I grew up in the neighborhood of Bir al-‘Abed. As pictures emerged of Malak Zahwi and Ali Khadra (two of the now five people killed when a car bomb went off in the neighborhood on Thursday 2 January 2014), I noticed how some people appeared amazed to see these "civilians" dead in Dahiyeh. It made me realize that my Dahiyeh might not resemble the Dahiyeh many Lebanese have never even visited, but have certainly conceived in their imagination. It is something they ignored, they judged, and (some) even hated.
Your Dahiyeh is a Hizballah security zone. My Dahiyeh is where I enjoyed endless chocolate and vanilla ice cream cones from Hassoun`s shop for five hundred Lebanese liras. My Dahiyeh is Ayat`s delicious hamburger meal and Abu Mohammad`s candy shop—where I always managed to come out of with enough sweets and chocolate bars to give myself a stomach ache no matter how little my allowance was back then.

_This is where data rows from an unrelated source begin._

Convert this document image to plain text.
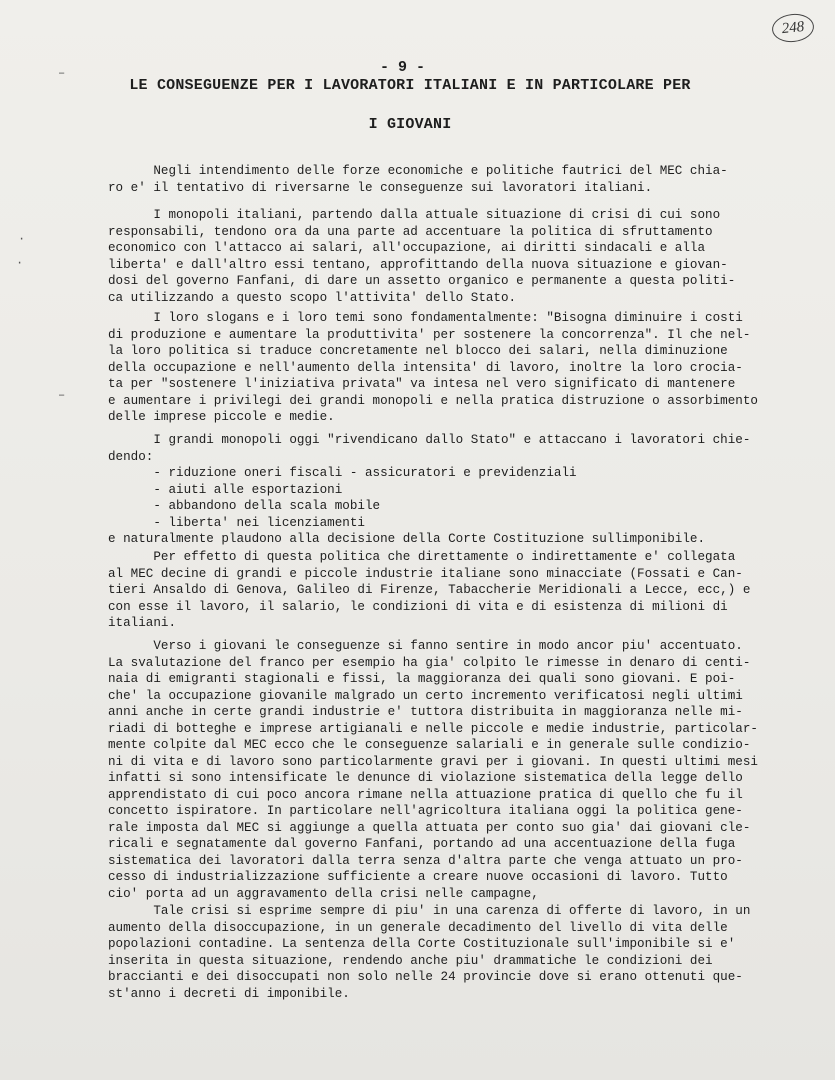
248
- 9 -
LE CONSEGUENZE PER I LAVORATORI ITALIANI E IN PARTICOLARE PER
I GIOVANI
–
–
·
·
Negli intendimento delle forze economiche e politiche fautrici del MEC chia-
ro e' il tentativo di riversarne le conseguenze sui lavoratori italiani.
I monopoli italiani, partendo dalla attuale situazione di crisi di cui sono
responsabili, tendono ora da una parte ad accentuare la politica di sfruttamento
economico con l'attacco ai salari, all'occupazione, ai diritti sindacali e alla
liberta' e dall'altro essi tentano, approfittando della nuova situazione e giovan-
dosi del governo Fanfani, di dare un assetto organico e permanente a questa politi-
ca utilizzando a questo scopo l'attivita' dello Stato.
I loro slogans e i loro temi sono fondamentalmente: "Bisogna diminuire i costi
di produzione e aumentare la produttivita' per sostenere la concorrenza". Il che nel-
la loro politica si traduce concretamente nel blocco dei salari, nella diminuzione
della occupazione e nell'aumento della intensita' di lavoro, inoltre la loro crocia-
ta per "sostenere l'iniziativa privata" va intesa nel vero significato di mantenere
e aumentare i privilegi dei grandi monopoli e nella pratica distruzione o assorbimento
delle imprese piccole e medie.
I grandi monopoli oggi "rivendicano dallo Stato" e attaccano i lavoratori chie-
dendo:
- riduzione oneri fiscali - assicuratori e previdenziali
- aiuti alle esportazioni
- abbandono della scala mobile
- liberta' nei licenziamenti
e naturalmente plaudono alla decisione della Corte Costituzione sullimponibile.
Per effetto di questa politica che direttamente o indirettamente e' collegata
al MEC decine di grandi e piccole industrie italiane sono minacciate (Fossati e Can-
tieri Ansaldo di Genova, Galileo di Firenze, Tabaccherie Meridionali a Lecce, ecc,) e
con esse il lavoro, il salario, le condizioni di vita e di esistenza di milioni di
italiani.
Verso i giovani le conseguenze si fanno sentire in modo ancor piu' accentuato.
La svalutazione del franco per esempio ha gia' colpito le rimesse in denaro di centi-
naia di emigranti stagionali e fissi, la maggioranza dei quali sono giovani. E poi-
che' la occupazione giovanile malgrado un certo incremento verificatosi negli ultimi
anni anche in certe grandi industrie e' tuttora distribuita in maggioranza nelle mi-
riadi di botteghe e imprese artigianali e nelle piccole e medie industrie, particolar-
mente colpite dal MEC ecco che le conseguenze salariali e in generale sulle condizio-
ni di vita e di lavoro sono particolarmente gravi per i giovani. In questi ultimi mesi
infatti si sono intensificate le denunce di violazione sistematica della legge dello
apprendistato di cui poco ancora rimane nella attuazione pratica di quello che fu il
concetto ispiratore. In particolare nell'agricoltura italiana oggi la politica gene-
rale imposta dal MEC si aggiunge a quella attuata per conto suo gia' dai giovani cle-
ricali e segnatamente dal governo Fanfani, portando ad una accentuazione della fuga
sistematica dei lavoratori dalla terra senza d'altra parte che venga attuato un pro-
cesso di industrializzazione sufficiente a creare nuove occasioni di lavoro. Tutto
cio' porta ad un aggravamento della crisi nelle campagne,
Tale crisi si esprime sempre di piu' in una carenza di offerte di lavoro, in un
aumento della disoccupazione, in un generale decadimento del livello di vita delle
popolazioni contadine. La sentenza della Corte Costituzionale sull'imponibile si e'
inserita in questa situazione, rendendo anche piu' drammatiche le condizioni dei
braccianti e dei disoccupati non solo nelle 24 provincie dove si erano ottenuti que-
st'anno i decreti di imponibile.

My Dahiyeh is Sadaka`s pink glowing bicycles sitting right outside our balcony that the Hajj always brought outside first thing in the morning; clean and polished, making every little girl`s birthday gift dream come true—or at least something to dream about every night before going to bed.
Your Dahiyeh is a stereotype of an all-Shi‘a, all-Hizballah land. My Dahiyeh is me, my family, and our fifth floor neighbor, tante Marie—the neighborhood`s nurse, who was there through the worst of the civil war. My Dahiyeh is the most welcoming and respectful attitude you could expect while accompanying my aunt—who is a nun—every time she came to visit us at our home.
My Dahiyeh is my dad`s stories of his inherited home that had been through it all, where once only a few other houses and nothing but orange groves surrounded the area. My Dahiyeh is our second floor neighbors, the Kalakesh family, whose house was always clean, neat, and smelled like fresh detergent. It is our next-door neighbor Hasib who always felt perfectly at ease singing and shouting to his mom and brother (Ali) from the ground floor parking lot. It is our neighbor, the famous guy who was always on TV giving interviews in formal suits, but who wandered around in his underwear and flannel shirt whenever he was on his balcony. It is Bazzi`s frightening deep, cigarette-infected voice that I was convinced was that of Satan himself. It is Umm Tarraf`s Lebanese bread bag, which she managed to balance on her head even though her back was as low as an eight-year-old`s.
Your Dahiyeh might be where people have privileges, and do not suffer as much as you do. My Dahiyeh is where middle- to lower-class families lived with little electricity and not enough water, and drowned every winter (as many Lebanese do) in the heavy rain—which I loved watching fall from our dining room window.
My Dahiyeh is the closet that reached our ceiling. I used to hang my paintings and drawings on each of its knobs. Israel`s 1996 “Operation Grapes of Wrath” on Lebanon meant my paintings had to disappear while I was staying at my teyta`s home in the north. My Dahiyeh is my painting of "The Grapes of Peace," a painting I used to relaunch my homemade exhibition space in that very same closet... in my Dahiyeh.